Um dos carvalhos de Valinhas, não sabemos se o mais forte ou o mais sábio, é por assim dizer o rei do carvalhal: foi declarado de interesse público em 1940, destacando-se dos seus companheiros pelo título nobiliárquico; mas, como não usa ceptro nem coroa, não é fácil distingui-lo dos seus súbditos. É um rei à feição daquelas monarquias avançadas como a Holanda ou a Dinamarca, onde príncipes e plebeus convivem igualitariamente em transportes públicos e filas de supermercado. Nem sequer sabemos se o carvalho-rei ainda vive ou se, por limite de idade, abdicou em favor de algum descendente. Mas o mais provável é que se mantenha no posto: 67 anos é pouco para um carvalho reinar, tanto mais que a sua colega de profissão, Isabel II de Inglaterra, pertencente à bem menos longeva espécie humana, há já 55 que ocupa o trono.
4 comentários :
Oh, Paulo, é um gáudio enorme poder lê-lo! Vejo que a sua experiência britânica o mantém fresco e incisivo no seu humor. Quantos "Carvalhais", terras de nome, apenas, por esse Portugal adentro, jazem em sepulturas, e somente o nome relembra quem eram os reis e a família real respeitada e reinante. Eu próprio moro entre um "Carvalhal de Pussos" e um "Vale da Aveleira". A aveleira, nunca a encontrei. Os carvalhos, que restaram, são como as famílias monárquicas depostas: definham e existem na sombra da democracia das massas: os eucaliptos. Mas a natureza vinga-se. E ela não é mansa quando se enfurece e pega fogo. Mesmo em incêndios por mão criminosa humana, as populações estariam protegidas se se rodeassem de bosques frescos e florestas autóctenes, tampões naturais para um mal que está quase, quase, a chegar. O verão quente é já daqui a 3 meses.

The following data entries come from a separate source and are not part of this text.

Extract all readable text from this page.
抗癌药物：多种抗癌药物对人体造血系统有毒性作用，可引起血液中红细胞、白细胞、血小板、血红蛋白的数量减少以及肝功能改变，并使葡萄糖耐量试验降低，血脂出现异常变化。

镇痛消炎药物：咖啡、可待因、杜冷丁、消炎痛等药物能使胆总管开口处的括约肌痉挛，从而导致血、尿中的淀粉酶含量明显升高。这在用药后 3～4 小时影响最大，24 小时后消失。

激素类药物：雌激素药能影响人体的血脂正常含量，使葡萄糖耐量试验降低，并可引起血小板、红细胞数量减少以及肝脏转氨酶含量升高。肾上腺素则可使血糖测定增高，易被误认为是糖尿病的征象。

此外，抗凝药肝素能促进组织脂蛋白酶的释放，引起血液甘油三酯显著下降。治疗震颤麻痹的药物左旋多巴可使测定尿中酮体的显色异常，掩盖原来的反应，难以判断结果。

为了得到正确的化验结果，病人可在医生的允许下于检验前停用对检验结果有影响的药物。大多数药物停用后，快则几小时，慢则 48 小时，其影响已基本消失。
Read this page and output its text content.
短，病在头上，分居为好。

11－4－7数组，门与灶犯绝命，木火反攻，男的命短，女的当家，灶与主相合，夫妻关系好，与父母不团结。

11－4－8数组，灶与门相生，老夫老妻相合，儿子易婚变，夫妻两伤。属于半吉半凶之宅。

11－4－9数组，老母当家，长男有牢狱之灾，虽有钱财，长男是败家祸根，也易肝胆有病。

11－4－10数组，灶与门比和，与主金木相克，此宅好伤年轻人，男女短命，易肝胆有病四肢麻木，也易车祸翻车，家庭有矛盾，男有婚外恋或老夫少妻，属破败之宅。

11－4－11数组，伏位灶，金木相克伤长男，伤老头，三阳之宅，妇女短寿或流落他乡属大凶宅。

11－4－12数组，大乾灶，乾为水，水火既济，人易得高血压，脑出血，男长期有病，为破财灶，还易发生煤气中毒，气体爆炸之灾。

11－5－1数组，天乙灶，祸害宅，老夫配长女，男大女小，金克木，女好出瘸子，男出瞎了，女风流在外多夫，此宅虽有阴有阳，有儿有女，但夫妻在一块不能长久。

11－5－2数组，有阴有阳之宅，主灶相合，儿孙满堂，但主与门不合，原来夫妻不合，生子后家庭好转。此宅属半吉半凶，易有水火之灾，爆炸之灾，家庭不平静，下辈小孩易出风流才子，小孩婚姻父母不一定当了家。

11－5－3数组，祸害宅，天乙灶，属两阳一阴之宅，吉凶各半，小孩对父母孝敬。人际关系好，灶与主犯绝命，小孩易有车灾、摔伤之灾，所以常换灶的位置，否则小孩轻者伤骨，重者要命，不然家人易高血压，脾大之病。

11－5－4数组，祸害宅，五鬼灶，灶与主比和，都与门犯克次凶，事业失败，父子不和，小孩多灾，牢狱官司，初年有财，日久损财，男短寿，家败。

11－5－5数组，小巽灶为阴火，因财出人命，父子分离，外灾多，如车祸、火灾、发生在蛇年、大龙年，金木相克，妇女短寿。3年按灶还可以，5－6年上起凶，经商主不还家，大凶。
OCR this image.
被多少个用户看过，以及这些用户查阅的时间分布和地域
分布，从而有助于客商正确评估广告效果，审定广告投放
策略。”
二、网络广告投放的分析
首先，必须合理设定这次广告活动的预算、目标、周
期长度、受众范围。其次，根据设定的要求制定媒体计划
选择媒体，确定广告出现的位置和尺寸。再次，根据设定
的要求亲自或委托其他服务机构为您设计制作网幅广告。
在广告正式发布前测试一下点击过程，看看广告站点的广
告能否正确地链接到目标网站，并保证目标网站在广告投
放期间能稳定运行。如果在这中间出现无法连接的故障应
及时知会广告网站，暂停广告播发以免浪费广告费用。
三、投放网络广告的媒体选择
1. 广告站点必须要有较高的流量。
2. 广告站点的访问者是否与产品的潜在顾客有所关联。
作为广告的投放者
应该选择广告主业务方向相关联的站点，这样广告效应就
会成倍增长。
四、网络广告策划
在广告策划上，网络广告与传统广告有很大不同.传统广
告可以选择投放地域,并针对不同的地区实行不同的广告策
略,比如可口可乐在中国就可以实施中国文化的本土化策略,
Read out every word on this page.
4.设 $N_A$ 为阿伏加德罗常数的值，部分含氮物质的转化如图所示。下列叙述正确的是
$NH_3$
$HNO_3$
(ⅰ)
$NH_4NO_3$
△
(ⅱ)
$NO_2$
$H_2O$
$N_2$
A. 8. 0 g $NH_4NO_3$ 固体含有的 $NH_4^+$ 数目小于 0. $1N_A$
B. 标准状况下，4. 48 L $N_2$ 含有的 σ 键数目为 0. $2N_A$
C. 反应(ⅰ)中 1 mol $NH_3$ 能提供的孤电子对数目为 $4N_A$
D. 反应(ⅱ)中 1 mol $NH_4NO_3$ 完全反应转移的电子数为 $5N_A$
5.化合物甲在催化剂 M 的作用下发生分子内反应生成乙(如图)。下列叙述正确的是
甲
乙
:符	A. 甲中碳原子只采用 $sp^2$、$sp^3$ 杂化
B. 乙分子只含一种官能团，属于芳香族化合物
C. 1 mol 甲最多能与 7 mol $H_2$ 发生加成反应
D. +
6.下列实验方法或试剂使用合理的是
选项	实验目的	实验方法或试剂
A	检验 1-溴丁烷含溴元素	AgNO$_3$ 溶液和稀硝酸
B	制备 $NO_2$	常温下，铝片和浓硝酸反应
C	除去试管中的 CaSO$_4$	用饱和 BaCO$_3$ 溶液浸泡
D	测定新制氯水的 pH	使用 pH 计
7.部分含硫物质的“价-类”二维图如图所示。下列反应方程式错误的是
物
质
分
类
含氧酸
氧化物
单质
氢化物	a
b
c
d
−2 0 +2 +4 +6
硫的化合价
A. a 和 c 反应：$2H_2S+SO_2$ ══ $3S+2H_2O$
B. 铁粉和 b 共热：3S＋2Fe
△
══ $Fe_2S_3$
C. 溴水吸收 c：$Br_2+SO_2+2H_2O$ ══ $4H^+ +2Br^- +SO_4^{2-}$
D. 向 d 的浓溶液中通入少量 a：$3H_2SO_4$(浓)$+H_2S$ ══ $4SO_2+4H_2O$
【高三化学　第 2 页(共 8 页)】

É um regozijo ver um bosque, uma floresta viva, como esta.
Obrigado, Alexandre. É verdade, as pequenas bolsas de floresta autócotone que subsistem aqui e ali são das coisas mais preciosas e mais frágeis que temos. E faltam três meses para os eucaliptais se transformarem em autênticos paióis; nada do que está à sua volta ficará seguro. Entre o fim do campeonato de futebol e a volta a Portugal em bicicleta, já não passamos sem a época de incêndios.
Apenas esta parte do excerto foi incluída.